Audit Central Access Policy Staging

Applies to

  • Windows 10
  • Windows Server 2016

Audit Central Access Policy Staging allows you to audit access requests where a permission granted or denied by a proposed policy differs from the current central access policy on an object.

If you configure this policy setting, an audit event is generated each time a user accesses an object and the permission granted by the current central access policy on the object differs from that granted by the proposed policy. The resulting audit event is generated as follows:

  • Success audits, when configured, record access attempts when the current central access policy grants access, but the proposed policy denies access.

  • Failure audits, when configured, record access attempts when:

    • The current central access policy does not grant access, but the proposed policy grants access.

    • A principal requests the maximum access rights they are allowed and the access rights granted by the current central access policy are different than the access rights granted by the proposed policy.

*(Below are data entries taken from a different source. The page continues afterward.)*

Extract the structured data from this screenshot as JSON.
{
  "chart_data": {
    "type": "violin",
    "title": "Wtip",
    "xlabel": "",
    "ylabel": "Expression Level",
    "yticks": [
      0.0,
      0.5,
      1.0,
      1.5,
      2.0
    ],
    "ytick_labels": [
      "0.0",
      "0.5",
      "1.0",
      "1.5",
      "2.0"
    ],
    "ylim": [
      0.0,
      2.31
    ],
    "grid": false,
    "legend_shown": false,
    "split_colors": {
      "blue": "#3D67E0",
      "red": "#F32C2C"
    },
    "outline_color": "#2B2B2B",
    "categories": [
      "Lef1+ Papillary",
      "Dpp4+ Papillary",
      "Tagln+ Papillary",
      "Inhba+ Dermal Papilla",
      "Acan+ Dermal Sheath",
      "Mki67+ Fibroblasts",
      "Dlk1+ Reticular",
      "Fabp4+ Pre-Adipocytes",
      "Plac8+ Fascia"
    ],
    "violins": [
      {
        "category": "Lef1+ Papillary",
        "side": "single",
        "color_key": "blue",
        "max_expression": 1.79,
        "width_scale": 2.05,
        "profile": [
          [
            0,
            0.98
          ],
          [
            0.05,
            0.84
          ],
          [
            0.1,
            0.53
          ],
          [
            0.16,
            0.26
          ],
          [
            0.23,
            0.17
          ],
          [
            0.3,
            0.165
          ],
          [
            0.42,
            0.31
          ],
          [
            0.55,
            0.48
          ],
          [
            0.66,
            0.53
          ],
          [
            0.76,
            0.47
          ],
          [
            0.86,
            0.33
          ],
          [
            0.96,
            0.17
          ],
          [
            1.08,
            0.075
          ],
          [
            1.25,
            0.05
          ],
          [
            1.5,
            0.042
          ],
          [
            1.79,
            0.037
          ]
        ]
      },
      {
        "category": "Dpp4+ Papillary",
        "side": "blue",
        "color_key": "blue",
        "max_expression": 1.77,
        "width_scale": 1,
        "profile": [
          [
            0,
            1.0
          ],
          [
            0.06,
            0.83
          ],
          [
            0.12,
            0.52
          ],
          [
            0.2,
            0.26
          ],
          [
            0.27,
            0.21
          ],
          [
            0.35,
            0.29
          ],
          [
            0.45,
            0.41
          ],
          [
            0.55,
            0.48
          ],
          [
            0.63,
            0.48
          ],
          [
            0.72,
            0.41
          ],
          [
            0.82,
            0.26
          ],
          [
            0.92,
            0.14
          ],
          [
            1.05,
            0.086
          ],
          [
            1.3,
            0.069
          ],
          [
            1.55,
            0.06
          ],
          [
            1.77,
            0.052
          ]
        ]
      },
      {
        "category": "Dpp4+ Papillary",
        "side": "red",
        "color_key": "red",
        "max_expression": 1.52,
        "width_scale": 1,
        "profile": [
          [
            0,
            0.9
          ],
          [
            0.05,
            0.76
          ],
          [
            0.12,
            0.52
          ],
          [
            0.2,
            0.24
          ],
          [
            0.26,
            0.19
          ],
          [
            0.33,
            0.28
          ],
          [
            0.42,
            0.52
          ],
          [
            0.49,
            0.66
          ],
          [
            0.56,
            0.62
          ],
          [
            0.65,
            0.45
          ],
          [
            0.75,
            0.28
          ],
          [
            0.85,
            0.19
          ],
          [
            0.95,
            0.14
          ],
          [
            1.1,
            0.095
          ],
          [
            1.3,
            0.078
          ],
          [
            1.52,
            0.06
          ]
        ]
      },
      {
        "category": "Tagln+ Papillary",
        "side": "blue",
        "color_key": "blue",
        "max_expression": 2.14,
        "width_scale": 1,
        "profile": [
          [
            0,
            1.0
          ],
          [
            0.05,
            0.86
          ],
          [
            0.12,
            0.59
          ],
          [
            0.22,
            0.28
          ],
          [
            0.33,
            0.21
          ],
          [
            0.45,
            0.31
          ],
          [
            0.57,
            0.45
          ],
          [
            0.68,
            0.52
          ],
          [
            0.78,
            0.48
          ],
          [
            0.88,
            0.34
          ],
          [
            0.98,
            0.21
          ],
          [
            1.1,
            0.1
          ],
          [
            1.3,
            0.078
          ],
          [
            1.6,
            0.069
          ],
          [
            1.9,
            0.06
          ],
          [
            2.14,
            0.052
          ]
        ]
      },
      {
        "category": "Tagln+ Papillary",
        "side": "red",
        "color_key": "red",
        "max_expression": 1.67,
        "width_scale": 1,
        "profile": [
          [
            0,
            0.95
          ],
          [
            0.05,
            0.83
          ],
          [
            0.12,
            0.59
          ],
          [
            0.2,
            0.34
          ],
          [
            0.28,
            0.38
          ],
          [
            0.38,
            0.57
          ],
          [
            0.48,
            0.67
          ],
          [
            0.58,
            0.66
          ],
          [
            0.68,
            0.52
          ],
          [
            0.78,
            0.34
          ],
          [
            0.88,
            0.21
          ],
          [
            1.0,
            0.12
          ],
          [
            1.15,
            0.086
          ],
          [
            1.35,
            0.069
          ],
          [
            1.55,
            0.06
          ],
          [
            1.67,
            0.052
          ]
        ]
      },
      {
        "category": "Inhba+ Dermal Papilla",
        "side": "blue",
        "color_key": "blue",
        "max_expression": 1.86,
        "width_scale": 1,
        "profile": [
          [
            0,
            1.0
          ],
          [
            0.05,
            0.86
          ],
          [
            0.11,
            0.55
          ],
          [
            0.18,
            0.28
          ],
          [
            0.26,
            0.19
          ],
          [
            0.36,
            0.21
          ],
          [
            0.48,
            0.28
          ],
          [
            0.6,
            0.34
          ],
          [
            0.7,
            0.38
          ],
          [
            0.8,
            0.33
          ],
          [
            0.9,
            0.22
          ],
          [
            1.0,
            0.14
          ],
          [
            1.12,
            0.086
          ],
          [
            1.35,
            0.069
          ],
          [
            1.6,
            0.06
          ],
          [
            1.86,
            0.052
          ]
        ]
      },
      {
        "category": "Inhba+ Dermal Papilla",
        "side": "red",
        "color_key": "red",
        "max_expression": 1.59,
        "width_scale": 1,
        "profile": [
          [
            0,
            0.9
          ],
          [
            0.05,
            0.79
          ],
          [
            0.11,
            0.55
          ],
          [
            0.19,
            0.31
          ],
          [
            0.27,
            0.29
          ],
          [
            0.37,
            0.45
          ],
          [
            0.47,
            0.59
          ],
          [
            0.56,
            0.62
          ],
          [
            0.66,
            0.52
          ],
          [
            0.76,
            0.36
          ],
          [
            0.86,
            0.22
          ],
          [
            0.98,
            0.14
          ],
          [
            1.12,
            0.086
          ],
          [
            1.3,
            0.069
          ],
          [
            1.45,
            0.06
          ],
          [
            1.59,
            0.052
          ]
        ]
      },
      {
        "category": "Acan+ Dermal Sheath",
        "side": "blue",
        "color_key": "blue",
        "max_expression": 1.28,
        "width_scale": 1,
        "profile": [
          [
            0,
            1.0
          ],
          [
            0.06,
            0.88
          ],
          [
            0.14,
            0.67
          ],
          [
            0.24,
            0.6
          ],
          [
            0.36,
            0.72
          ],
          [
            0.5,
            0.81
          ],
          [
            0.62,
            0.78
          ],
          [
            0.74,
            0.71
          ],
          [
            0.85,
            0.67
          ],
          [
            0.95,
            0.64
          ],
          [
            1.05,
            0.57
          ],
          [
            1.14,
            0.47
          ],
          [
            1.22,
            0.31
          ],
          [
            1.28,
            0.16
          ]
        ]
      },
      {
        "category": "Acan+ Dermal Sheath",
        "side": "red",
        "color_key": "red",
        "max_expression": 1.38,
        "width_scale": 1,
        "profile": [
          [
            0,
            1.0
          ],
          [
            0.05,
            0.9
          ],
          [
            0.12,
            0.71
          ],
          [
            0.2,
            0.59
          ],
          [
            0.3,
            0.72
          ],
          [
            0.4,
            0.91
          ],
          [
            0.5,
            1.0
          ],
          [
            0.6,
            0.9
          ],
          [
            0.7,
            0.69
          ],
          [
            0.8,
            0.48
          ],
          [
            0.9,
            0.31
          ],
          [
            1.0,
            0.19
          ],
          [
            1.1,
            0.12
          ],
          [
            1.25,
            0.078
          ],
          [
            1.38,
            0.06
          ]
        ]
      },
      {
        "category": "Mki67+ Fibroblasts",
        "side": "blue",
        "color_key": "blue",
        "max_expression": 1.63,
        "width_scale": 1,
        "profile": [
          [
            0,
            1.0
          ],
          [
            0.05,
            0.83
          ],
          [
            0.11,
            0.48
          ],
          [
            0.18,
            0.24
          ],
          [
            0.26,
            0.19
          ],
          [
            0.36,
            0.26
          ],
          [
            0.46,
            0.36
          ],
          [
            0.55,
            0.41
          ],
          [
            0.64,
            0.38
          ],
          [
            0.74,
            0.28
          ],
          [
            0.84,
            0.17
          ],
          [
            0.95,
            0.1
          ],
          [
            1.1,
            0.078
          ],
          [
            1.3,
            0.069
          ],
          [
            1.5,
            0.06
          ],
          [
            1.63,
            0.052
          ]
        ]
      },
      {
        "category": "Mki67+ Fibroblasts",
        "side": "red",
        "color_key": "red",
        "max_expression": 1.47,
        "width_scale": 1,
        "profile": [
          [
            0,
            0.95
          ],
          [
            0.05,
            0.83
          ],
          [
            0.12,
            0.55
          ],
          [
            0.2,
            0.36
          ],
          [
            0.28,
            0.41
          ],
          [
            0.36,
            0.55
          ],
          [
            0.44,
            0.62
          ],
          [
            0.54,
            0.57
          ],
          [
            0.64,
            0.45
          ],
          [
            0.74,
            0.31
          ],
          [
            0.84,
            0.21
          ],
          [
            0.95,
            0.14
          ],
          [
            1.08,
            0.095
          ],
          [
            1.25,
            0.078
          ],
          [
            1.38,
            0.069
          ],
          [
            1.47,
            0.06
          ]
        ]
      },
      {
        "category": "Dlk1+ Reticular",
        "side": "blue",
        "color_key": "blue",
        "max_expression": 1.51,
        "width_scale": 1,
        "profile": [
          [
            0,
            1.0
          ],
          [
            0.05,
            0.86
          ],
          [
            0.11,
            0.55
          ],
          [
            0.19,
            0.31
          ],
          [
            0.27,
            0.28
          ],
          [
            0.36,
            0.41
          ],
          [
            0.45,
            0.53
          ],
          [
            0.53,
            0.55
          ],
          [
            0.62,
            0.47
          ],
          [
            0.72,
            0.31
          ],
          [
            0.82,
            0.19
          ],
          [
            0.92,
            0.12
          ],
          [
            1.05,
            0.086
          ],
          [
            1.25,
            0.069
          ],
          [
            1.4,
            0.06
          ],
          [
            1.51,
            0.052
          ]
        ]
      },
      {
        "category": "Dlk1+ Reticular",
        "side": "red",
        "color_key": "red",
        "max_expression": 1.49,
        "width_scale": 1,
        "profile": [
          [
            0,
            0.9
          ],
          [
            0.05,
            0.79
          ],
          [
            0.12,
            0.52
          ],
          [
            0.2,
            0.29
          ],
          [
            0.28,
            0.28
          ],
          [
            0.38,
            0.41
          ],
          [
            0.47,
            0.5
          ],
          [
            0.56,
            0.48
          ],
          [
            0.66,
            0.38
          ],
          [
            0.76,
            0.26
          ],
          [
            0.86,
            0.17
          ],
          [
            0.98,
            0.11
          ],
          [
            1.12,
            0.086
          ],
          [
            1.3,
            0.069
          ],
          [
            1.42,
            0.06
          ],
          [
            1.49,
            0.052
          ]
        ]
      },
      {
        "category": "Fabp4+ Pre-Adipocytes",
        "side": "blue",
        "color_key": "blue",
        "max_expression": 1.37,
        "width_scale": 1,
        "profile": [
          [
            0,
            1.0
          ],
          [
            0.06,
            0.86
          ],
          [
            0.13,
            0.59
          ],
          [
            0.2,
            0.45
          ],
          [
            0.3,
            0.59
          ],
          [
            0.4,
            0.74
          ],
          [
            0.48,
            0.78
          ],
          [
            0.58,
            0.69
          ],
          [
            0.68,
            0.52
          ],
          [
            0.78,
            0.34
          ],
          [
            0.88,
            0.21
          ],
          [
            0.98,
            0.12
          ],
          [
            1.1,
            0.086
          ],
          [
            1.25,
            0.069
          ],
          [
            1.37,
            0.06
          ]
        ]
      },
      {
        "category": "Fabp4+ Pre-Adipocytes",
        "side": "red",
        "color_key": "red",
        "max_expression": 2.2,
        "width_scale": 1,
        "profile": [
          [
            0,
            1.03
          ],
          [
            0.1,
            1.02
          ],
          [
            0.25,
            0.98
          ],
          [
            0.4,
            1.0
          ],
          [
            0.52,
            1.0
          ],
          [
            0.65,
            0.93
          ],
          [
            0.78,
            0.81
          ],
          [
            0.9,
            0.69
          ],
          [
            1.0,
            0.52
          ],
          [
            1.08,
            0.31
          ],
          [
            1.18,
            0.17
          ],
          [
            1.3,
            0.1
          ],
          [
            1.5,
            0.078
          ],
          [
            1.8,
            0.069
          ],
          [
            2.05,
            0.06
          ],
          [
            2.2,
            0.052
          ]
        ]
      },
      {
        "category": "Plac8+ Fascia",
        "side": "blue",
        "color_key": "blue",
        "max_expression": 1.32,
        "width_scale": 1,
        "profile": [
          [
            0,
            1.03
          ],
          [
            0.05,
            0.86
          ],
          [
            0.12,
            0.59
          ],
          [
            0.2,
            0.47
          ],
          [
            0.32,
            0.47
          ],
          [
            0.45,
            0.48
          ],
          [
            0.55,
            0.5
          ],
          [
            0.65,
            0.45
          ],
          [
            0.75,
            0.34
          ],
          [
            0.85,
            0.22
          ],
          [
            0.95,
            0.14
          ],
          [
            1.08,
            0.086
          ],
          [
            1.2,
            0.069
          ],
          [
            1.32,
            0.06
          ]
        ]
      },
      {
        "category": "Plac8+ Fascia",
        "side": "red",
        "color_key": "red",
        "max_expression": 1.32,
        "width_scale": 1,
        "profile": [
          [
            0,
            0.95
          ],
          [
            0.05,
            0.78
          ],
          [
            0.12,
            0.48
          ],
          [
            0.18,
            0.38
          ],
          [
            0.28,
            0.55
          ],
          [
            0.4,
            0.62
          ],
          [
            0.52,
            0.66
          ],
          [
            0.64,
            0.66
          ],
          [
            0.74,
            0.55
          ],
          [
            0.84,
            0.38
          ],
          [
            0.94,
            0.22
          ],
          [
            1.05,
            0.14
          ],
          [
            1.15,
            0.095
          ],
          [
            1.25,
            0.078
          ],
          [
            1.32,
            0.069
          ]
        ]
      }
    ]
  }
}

Computer Type General Success General Failure Stronger Success Stronger Failure Comments
Domain Controller IF No IF No IF - Enable this subcategory if you need to test or troubleshoot Dynamic Access Control Proposed Central Access Policies.
This subcategory doesn’t have Failure events, so there is no recommendation to enable Failure auditing for this subcategory.
Member Server IF No IF No IF - Enable this subcategory if you need to test or troubleshoot Dynamic Access Control Proposed Central Access Policies.
This subcategory doesn’t have Failure events, so there is no recommendation to enable Failure auditing for this subcategory.
Workstation IF No IF No IF - Enable this subcategory if you need to test or troubleshoot Dynamic Access Control Proposed Central Access Policies.
This subcategory doesn’t have Failure events, so there is no recommendation to enable Failure auditing for this subcategory.

Events List:

  • 4818(S): Proposed Central Access Policy does not grant the same access permissions as the current Central Access Policy.